Now the two star alongside each other on Broadway, and Stachel’s racked up a Tony nomination. “It’s extremely exciting, but that’s actually not what fills your spirit,” says Stachel. “What fills it is really meaningful connection. There’s this fusion of our interests and our cultural background that makes our friendship extremely rare.”
“And that creates a palpable chemistry onstage,” says Benson.
“I trust him,” says Benson of his friend. “I trust his taste. I trust he will tell me the truth. The thing I find very special about our friendship is that there’s nothing that I would say to someone else that I wouldn’t say to your face. We speak truth to each other.”
“He knows my soul,” says Stachel. “There’s a groundedness and he often can harness me if he sees me going astray.”
Watching them as they pose for photos on the rooftop of midtown’s PHD Terrace, the two seem like co-hosts of a housewarming party meets improv comedy set: welcoming and ready to entertain in an absurdly goofy kind of way. Messing around and whispering to each other in Hebrew in between flashes, the two friends understand each other so intimately they laugh before the other finishes the joke, but there’s also a profound sense of support.
There are days Stachel’s anxiety kicks in onstage and Benson knows right away. “He could feel I was panicking and he would just look,” says Stachel. Benson’s mere presence calms him. “I can see his eyes saying, ‘It’s cool, you got this.’ And that brings me back down.”
Of course, there are other moments when looking each other in the eye can be risky. “A lot of times we’ll mess with each other,” says Stachel. “I have this grin that you call—"
“The used-car salesman grin,” interjects Benson. “When he says, ‘You know maybe I go with you, like tourist.”
“And I’ll purposely hold the smile,” Stachel laughs.
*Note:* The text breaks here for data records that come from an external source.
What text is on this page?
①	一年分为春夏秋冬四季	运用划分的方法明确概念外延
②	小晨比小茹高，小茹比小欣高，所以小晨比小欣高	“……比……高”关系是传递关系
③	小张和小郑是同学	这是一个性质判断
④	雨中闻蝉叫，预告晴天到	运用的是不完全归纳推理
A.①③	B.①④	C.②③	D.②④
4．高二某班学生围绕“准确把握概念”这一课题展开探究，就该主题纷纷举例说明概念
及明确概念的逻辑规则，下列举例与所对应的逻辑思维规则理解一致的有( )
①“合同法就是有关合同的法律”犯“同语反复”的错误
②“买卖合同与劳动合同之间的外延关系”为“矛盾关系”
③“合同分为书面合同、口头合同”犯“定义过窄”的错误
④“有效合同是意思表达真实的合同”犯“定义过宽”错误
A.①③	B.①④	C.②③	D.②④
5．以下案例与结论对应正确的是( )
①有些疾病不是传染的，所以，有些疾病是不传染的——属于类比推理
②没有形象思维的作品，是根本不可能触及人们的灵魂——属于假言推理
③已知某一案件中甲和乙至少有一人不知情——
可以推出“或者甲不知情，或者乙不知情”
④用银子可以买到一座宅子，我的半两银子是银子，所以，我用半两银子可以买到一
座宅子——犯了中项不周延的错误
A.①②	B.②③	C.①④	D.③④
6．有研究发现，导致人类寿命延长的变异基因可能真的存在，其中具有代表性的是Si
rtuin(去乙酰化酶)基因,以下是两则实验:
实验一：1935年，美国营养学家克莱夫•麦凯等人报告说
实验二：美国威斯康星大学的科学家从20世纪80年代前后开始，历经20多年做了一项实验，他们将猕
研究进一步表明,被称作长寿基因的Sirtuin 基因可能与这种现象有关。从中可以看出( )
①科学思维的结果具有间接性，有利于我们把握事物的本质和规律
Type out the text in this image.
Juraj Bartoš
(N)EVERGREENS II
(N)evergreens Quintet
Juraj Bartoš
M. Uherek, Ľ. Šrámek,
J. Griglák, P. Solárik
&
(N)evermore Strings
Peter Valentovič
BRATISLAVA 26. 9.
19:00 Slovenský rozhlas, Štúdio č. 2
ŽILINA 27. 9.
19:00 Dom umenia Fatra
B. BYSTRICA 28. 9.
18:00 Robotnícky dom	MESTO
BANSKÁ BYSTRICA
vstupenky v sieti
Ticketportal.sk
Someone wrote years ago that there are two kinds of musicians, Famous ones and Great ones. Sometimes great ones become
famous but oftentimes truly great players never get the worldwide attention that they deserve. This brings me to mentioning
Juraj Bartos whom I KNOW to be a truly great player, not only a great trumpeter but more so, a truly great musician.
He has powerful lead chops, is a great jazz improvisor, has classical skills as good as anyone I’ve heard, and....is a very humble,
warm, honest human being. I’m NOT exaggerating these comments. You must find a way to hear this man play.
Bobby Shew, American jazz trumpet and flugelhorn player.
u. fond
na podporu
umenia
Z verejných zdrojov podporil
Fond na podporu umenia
“And it drives me crazy and he knows it does,” Benson chuckles. “Once we catch the giggles it’s very, very difficult.”
“We’ve done a scene once where we didn’t make eye contact” for fear of breaking, says Stachel.
“That’s the danger of the chemistry,” says Benson.
But for the duo, the fact that they have the opportunity to experience those moments is the reward for the years-long rollercoaster ride. “I vividly remember the first week of rehearsal for Broadway,” says Stachel. “We played the scene and I don’t think I’ve had that much fun onstage.”
“It was just the culmination of everything we had been through with this piece,” Benson adds. “We weren’t in his living room, we weren’t Skyping, we were in the rehearsal room for a Broadway production of The Band’s Visit saying these words—to each other.”